The Tudors in Love: Passion and Politics in the Age of England's Most Famous Dynasty
- Author: Sarah Gristwood
- Publication date: September 23, 2021
- ISBN: 9781786078940

= The Tudors in Love =

2021 non-fiction book by Sarah Gristwood

The Tudors in Love: Passion and Politics in the Age of England's Most Famous Dynasty is a non-fiction book by Sarah Gristwood. It is about the House of Tudor and its members various romantic relationships.

== Overview ==
The Tudors in Love is a history of the Tudor period in England with a focus on the royal members of the House of Tudor and their romantic relationships.

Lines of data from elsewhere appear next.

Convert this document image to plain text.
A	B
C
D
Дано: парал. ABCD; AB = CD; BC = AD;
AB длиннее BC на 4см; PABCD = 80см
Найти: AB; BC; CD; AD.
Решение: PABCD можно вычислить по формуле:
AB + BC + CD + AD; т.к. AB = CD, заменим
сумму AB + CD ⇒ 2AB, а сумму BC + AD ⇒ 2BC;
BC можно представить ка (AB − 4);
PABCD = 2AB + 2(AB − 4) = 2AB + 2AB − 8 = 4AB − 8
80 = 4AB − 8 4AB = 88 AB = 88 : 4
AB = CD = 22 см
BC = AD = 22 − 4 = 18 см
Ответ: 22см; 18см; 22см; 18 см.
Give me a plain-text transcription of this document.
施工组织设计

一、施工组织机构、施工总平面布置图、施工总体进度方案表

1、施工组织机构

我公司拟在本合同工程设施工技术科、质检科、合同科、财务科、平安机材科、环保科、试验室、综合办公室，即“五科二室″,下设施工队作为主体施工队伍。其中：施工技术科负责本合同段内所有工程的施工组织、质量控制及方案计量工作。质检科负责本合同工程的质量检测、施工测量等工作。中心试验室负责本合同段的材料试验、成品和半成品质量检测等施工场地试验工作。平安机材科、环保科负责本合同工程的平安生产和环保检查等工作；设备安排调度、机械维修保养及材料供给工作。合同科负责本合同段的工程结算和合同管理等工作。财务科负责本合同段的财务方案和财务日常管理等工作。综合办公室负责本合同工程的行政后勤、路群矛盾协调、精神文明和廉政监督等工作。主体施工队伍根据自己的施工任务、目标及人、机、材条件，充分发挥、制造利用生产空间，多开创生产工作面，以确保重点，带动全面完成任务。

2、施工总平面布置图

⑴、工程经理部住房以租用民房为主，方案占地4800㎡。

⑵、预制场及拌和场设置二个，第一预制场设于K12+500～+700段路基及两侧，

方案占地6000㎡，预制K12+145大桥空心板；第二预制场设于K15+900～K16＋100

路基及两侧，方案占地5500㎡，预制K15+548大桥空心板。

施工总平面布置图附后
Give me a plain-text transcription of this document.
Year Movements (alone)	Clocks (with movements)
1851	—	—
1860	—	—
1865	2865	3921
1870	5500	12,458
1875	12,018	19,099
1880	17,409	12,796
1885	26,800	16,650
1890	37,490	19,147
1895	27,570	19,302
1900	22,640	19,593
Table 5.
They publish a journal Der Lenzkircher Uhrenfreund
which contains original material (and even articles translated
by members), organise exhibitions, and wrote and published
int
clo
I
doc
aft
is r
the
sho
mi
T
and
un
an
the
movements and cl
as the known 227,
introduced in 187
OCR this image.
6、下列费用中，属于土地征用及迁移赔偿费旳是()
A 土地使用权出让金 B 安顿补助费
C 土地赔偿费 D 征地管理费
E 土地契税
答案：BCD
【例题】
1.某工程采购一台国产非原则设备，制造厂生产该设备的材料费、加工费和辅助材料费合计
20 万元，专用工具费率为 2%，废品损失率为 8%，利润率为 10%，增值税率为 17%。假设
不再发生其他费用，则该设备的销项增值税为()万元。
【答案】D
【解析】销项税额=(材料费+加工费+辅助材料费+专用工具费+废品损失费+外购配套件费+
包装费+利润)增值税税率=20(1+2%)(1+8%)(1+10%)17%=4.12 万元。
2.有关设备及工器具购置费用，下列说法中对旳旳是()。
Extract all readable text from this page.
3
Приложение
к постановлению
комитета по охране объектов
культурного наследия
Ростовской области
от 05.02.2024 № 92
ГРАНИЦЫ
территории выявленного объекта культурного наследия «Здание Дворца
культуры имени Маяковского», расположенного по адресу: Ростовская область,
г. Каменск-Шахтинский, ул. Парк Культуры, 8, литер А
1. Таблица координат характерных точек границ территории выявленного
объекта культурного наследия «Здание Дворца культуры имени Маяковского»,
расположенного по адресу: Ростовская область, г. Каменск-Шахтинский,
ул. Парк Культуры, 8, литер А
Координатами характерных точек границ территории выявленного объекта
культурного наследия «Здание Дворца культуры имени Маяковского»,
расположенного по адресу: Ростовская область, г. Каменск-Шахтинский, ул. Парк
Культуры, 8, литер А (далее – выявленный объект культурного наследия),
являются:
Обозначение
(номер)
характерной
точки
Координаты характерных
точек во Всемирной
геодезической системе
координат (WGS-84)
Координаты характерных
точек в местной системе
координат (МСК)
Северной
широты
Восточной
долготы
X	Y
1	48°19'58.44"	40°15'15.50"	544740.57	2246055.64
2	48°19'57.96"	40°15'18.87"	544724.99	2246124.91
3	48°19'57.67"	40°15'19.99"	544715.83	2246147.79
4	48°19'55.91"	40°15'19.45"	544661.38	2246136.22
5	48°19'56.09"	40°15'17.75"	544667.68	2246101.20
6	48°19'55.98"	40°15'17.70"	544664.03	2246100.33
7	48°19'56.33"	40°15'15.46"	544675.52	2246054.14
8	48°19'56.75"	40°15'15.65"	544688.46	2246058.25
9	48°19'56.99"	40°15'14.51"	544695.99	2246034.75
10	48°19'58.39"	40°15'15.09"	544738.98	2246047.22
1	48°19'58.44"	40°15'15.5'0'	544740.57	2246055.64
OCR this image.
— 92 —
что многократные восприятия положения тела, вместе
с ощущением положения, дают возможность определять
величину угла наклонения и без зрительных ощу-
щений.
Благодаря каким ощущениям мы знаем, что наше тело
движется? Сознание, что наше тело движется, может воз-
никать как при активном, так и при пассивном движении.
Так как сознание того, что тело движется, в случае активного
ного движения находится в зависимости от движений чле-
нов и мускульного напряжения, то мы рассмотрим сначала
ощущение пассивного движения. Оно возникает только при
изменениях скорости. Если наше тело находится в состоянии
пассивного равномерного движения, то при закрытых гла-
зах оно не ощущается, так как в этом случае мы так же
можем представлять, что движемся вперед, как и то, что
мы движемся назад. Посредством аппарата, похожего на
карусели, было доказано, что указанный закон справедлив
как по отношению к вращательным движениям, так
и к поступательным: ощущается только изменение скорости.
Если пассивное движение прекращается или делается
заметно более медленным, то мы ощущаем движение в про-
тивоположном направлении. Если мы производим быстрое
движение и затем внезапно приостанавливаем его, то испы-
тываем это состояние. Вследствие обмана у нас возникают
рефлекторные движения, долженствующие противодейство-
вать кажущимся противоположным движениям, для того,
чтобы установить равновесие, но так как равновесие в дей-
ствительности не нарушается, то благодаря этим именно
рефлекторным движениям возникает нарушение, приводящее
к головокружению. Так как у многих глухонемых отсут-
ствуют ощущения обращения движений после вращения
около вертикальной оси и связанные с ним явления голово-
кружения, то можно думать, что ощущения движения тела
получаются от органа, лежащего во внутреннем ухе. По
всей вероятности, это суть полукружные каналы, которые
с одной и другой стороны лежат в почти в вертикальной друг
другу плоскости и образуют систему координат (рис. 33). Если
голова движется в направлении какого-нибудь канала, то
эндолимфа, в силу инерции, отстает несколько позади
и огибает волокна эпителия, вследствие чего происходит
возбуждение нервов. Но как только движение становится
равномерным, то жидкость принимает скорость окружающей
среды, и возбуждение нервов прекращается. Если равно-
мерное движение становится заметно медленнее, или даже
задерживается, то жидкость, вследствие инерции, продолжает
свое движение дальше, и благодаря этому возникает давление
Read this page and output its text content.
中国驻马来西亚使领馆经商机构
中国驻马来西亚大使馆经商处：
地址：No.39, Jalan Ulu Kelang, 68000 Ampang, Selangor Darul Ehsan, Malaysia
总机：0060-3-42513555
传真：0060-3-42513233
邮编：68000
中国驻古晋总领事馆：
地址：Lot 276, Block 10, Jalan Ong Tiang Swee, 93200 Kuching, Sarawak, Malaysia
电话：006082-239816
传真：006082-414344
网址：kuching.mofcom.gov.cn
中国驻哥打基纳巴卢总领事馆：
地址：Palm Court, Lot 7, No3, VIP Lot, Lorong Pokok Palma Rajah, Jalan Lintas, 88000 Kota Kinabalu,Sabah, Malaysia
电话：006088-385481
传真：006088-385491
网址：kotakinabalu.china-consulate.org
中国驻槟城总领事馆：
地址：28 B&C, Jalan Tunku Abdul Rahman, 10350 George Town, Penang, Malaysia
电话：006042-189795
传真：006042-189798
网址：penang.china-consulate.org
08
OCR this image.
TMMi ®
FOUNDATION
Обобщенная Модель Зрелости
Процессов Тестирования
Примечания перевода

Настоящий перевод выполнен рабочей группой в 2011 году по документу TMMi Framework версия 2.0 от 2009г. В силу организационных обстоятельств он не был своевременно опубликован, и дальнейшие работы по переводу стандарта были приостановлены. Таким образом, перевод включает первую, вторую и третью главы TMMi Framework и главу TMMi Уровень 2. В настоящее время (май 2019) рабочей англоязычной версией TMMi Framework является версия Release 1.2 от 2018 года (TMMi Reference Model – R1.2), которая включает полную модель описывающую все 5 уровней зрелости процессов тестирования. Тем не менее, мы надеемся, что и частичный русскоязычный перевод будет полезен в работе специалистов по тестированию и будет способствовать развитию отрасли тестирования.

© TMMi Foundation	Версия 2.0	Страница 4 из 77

Gristwood argues that much of the justification for Tudor rule in Europe was based on their relationships and "courtly love," tracing the idea back more than 300 years. Case studies from the book include Henry VIII and his six wives, the execution of Anne Boleyn, and Elizabeth I's courtiers.

== Reception ==
The Tudors in Love was positively received by critics. Publishers Weekly noted the detail Gristwood described the Tudors with and noted her ability to decipher "the era's flowerly language." Kirkus Reviews praised the book's depth but criticized the level of literary scholarship. Tina Brown, writing in The New York Times, described the book as "dense but compelling" and praised Gristwood for humanizing the various Tudor royals. Historian Gareth Russell wrote a positive review of the book for The Times, describing Gristwood as having "brilliantly and entertainingly illuminated" the time period.